I smile at her continued concern.
“What?” she says defensively.
My smile widens.
She grunts and says, “Shut-up.”
“My head is fine, by the way,” I say before stretching. “Slept like a baby.”
Kainda eyes me and with all humor gone from her voice, and asks, “What happened?”
The others hear the question and come closer. They’d all like to know.
“Hades,” I say. All of them tense at the name.
“He was here?” Em asks.
I nod. “Put the four of you to sleep with that purple powder.”
“The four of us,” Wright says. “What about you? You were sleeping, too.”
“Oh, I was just tired,” I say. Four sets of glaring eyes tell me I need to elaborate on that statement, and fast. I point to the next room, which is now full of drying Nephilim blood. “I was in there.”

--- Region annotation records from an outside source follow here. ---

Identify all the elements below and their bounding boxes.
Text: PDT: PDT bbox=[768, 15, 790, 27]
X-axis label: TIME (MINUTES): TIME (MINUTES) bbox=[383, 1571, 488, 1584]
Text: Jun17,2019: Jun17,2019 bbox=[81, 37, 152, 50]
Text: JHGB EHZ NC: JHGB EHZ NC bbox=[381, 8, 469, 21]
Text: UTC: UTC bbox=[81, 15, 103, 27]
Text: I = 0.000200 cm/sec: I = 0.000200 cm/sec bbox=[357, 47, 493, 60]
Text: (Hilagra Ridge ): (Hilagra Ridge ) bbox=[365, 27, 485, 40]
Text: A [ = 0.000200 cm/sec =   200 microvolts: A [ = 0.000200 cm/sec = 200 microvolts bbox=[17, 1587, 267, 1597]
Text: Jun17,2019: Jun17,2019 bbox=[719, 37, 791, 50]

Kainda is the first to realize the implications of the plasma-coated ceiling, floor and walls. “In there? How?”
“Like this,” I say. Their faces, when they turn around and see me hovering a few feet above the floor, are priceless. What I wouldn’t give for Mira’s Polaroid camera right now.
“You...can fly,” Kat says, sounding dubious.
“I didn’t know, either,” I confess. “But I didn’t have much of a choice. It just kind of happened.”
Kainda stays on task, nonplussed by my new ability. “But you spoke to Hades.”